The Southeast employees then decided to demonstrate in front of my legislative office, which is located at the Mandeville trailhead, on a Saturday morning. I stopped by and invited them in for coffee and doughnuts after they finished picketing. At our meeting, I tried to explain to them again that a special session had virtually no chance of success and asked if they would at least consider meeting with the Meridian people. I hosted a lunch later that week between the Southeast employees and Meridian and it seemed to go fairly well. Shortly thereafter Meridian was chosen to run the facility by DHH and the contract later finalized. This was a very complicated process and I know that St. Tammany Parish Pres. Pat Brister and her staff and DHH Deputy Secretary Kathy Kleibert and her staff in addition to the Meridian representatives Wes Mason and Dawn Steinberg worked very hard.

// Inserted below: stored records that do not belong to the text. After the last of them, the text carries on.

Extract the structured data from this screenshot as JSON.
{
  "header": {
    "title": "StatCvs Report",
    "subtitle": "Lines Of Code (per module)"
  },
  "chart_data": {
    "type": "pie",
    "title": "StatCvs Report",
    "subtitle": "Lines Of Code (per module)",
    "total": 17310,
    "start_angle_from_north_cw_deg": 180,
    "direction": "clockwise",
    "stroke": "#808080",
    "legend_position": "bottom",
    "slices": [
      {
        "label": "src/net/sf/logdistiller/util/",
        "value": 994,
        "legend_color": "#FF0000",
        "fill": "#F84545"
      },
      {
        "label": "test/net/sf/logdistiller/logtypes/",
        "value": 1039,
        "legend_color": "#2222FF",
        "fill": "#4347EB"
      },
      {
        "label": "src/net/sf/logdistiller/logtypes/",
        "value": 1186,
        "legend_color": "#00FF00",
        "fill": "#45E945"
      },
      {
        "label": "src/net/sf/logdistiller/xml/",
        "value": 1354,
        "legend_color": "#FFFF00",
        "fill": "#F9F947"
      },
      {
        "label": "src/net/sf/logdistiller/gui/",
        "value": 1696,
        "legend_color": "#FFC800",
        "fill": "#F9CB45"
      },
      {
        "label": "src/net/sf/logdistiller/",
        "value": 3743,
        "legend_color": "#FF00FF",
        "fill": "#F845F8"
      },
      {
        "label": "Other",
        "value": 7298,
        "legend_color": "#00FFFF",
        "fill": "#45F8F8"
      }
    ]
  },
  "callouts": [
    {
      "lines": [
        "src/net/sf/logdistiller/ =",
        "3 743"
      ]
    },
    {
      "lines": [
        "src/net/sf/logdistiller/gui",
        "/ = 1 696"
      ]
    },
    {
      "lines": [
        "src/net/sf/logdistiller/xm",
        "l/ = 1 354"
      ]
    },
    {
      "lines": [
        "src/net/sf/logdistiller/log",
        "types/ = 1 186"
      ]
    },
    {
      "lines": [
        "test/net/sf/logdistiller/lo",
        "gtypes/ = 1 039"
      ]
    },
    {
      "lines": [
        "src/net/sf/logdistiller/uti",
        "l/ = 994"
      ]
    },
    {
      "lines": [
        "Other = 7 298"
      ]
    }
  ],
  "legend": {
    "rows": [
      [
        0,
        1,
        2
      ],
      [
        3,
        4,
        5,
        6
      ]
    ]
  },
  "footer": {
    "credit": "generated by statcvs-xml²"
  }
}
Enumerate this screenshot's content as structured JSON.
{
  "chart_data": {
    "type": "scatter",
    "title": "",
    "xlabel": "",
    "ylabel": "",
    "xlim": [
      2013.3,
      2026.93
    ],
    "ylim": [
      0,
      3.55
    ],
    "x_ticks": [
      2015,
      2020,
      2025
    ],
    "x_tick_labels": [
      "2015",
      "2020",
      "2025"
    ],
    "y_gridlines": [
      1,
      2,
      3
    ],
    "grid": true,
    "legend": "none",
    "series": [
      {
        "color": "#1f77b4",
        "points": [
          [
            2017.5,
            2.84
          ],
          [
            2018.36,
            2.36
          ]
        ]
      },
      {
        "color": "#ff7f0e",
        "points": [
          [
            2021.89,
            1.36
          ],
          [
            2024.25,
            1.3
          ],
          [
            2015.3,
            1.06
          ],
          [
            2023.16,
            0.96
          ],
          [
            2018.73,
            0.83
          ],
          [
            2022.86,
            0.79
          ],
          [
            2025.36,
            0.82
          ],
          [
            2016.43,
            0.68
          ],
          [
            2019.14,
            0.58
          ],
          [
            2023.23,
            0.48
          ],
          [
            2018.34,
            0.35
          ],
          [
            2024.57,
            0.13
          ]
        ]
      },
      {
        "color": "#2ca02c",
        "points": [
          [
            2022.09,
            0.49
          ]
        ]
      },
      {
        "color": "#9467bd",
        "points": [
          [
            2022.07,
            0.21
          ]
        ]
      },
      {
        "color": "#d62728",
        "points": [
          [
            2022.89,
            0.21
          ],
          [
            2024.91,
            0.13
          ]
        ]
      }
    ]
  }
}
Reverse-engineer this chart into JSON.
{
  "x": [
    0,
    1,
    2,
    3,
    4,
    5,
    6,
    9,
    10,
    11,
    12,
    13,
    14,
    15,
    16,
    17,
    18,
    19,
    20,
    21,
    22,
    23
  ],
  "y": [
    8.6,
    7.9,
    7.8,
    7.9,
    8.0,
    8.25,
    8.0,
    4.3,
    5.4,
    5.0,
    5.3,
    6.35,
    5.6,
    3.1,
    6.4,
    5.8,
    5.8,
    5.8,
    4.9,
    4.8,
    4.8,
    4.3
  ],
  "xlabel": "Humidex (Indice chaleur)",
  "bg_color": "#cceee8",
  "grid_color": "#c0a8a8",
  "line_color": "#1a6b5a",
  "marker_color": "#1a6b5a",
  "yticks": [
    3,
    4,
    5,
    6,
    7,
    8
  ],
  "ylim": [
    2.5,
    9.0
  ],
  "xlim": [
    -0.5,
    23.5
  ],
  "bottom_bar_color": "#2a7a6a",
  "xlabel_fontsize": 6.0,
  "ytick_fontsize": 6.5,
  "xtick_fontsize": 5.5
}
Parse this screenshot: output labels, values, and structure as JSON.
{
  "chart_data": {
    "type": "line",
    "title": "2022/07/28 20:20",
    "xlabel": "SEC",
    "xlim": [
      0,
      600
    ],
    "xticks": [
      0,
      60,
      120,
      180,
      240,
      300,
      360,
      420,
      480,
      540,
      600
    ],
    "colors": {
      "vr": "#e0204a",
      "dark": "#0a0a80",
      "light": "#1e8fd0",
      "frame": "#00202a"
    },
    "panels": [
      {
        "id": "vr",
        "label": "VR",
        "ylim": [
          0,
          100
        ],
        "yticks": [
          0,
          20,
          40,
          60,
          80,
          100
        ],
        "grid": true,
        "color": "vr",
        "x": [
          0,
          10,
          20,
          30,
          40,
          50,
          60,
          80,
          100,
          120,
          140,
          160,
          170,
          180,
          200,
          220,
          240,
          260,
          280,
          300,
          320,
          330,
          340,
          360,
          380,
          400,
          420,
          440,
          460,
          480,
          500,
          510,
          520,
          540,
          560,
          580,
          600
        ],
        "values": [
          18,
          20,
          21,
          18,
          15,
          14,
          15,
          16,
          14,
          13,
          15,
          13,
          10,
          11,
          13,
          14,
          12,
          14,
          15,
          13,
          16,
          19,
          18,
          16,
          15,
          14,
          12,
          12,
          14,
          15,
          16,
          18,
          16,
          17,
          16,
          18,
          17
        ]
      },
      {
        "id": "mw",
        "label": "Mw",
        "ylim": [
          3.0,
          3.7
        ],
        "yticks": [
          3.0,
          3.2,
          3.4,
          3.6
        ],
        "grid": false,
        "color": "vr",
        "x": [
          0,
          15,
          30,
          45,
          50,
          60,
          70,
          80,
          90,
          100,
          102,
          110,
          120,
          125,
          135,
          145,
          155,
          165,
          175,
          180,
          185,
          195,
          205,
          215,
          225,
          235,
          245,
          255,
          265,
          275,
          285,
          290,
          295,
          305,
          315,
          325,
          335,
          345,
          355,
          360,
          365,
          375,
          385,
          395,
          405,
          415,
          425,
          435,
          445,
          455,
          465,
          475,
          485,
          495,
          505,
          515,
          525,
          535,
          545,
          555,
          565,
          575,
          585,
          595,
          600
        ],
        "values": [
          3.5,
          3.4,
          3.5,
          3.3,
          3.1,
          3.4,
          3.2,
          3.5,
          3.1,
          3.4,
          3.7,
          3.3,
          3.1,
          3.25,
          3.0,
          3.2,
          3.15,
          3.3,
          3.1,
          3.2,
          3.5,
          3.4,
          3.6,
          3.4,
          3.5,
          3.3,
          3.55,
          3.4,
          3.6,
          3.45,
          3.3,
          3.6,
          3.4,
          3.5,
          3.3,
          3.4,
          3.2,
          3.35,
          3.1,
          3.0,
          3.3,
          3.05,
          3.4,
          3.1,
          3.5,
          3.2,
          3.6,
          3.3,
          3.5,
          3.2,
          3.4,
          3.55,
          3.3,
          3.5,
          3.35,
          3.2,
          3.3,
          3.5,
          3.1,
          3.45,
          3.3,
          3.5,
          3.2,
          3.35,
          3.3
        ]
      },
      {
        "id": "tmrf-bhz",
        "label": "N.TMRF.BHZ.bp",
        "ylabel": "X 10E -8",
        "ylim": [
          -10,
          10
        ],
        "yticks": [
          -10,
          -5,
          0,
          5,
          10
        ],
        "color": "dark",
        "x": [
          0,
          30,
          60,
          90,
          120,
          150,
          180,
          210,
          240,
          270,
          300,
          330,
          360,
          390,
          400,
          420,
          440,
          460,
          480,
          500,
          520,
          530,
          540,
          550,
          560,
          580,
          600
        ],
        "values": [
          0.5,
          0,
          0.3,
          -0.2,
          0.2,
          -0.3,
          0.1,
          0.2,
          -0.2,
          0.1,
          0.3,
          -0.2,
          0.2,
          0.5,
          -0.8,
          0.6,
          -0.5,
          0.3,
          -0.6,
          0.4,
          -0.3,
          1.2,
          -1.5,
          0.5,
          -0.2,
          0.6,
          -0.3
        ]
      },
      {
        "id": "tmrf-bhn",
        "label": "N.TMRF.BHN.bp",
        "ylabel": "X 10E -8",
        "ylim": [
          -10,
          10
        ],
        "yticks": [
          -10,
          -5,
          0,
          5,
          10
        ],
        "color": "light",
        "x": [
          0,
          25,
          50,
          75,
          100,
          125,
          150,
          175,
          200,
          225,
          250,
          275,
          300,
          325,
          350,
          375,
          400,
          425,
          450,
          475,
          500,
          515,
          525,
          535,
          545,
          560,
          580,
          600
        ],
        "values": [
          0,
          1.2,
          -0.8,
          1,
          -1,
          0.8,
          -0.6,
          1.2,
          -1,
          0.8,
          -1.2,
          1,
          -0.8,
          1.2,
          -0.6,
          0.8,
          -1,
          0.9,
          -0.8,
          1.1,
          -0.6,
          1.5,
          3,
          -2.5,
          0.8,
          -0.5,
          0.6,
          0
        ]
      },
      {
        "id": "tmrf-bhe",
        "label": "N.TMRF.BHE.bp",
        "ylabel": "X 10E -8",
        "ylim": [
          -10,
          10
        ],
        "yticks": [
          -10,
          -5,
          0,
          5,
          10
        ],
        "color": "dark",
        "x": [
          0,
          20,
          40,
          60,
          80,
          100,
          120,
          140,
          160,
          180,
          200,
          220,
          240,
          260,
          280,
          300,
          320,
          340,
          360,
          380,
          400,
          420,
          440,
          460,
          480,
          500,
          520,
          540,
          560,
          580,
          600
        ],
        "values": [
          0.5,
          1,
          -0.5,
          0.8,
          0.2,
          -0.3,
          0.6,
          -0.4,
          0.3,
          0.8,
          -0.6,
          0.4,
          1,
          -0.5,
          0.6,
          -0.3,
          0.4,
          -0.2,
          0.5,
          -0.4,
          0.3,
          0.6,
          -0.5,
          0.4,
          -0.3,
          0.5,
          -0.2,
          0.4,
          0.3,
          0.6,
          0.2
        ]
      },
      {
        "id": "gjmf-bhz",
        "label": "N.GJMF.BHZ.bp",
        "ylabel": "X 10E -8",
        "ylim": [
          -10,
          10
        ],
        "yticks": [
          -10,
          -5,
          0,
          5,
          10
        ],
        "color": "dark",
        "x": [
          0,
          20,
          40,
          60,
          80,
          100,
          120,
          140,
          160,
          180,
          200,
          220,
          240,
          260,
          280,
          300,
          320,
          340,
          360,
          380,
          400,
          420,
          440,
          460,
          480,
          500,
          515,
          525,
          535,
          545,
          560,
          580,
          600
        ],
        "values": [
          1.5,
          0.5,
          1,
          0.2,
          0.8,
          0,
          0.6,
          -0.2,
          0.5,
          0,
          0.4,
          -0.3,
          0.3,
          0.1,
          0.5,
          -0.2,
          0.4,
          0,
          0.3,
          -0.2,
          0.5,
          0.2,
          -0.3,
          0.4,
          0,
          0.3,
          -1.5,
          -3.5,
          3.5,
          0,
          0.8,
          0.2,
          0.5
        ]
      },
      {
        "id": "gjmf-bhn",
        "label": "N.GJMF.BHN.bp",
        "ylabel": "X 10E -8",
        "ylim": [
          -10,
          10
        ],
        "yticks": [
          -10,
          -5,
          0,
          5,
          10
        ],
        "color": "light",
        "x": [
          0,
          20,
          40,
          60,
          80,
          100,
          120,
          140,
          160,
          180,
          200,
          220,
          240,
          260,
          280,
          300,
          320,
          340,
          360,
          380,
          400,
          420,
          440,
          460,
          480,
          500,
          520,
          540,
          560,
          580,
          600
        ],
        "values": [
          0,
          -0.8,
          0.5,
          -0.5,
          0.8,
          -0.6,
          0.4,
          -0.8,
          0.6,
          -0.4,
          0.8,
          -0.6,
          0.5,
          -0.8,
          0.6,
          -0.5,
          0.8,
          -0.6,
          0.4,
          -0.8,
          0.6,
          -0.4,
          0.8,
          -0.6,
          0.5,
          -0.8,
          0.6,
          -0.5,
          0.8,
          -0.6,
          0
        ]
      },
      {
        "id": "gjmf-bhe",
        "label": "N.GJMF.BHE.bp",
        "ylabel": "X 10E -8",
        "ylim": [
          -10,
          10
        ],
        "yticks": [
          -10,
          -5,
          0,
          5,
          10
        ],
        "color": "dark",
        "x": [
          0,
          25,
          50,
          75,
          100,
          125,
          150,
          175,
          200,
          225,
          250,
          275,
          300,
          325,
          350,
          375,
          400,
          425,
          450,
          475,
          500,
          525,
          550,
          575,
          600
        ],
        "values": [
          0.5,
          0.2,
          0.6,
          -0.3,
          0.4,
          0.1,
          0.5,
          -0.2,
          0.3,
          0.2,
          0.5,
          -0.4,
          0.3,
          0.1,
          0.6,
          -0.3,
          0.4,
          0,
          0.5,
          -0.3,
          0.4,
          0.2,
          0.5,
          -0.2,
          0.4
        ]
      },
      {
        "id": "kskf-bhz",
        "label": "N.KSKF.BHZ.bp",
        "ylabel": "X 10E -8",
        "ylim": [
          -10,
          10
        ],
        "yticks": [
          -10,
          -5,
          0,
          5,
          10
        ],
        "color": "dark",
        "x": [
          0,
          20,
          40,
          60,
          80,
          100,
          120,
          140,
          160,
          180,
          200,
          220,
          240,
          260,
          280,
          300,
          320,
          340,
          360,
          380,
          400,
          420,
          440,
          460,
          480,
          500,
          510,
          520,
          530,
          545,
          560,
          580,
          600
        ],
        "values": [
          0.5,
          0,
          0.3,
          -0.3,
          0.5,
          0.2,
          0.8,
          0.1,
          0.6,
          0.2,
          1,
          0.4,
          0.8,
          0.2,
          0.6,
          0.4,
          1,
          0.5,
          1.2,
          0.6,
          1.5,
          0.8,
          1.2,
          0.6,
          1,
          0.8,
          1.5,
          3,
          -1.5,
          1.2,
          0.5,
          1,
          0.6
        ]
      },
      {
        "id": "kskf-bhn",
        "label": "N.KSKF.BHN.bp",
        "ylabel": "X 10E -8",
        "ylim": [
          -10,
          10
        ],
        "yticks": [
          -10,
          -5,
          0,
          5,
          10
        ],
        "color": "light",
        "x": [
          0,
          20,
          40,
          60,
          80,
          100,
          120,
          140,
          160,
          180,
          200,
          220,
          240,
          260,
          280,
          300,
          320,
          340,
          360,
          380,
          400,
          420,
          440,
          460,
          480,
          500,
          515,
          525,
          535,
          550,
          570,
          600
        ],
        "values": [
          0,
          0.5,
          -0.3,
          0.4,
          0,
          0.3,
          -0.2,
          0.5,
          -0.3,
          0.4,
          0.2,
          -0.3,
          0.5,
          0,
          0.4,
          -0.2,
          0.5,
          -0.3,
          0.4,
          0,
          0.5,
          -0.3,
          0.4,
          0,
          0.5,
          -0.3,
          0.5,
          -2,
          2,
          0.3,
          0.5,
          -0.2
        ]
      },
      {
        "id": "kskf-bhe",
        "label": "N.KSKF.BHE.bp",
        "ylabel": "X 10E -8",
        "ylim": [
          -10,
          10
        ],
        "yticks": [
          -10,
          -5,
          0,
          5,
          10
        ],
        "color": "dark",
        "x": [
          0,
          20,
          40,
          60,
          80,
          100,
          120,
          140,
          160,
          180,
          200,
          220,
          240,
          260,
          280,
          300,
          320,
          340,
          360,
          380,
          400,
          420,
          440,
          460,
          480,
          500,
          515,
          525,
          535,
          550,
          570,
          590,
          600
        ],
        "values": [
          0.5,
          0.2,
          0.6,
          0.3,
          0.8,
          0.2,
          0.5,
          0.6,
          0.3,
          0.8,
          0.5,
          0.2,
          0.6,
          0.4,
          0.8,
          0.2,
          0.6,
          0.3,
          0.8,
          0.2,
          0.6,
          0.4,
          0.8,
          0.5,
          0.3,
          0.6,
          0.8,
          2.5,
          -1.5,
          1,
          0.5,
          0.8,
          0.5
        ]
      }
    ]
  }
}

Now I know not everyone is not happy with the arrangement. But I think the bottom line is that we all did the best we could with what we had. Everyone has been suffering over these years with a bad economy and raising taxes was not a viable option. The private provider was not a perfect solution for everyone, but it did keep the hospital open.

I think it is interesting to contrast our approach with the gridlock currently taking place on a federal level. As far as I can tell the Democrats are demanding tax hikes being necessary for any spending cuts or else there is the fiscal cliff. However, like was done with Southeast, it is possible to avoid tax hikes and the fiscal cliff, if you can be a bit creative with spending cuts.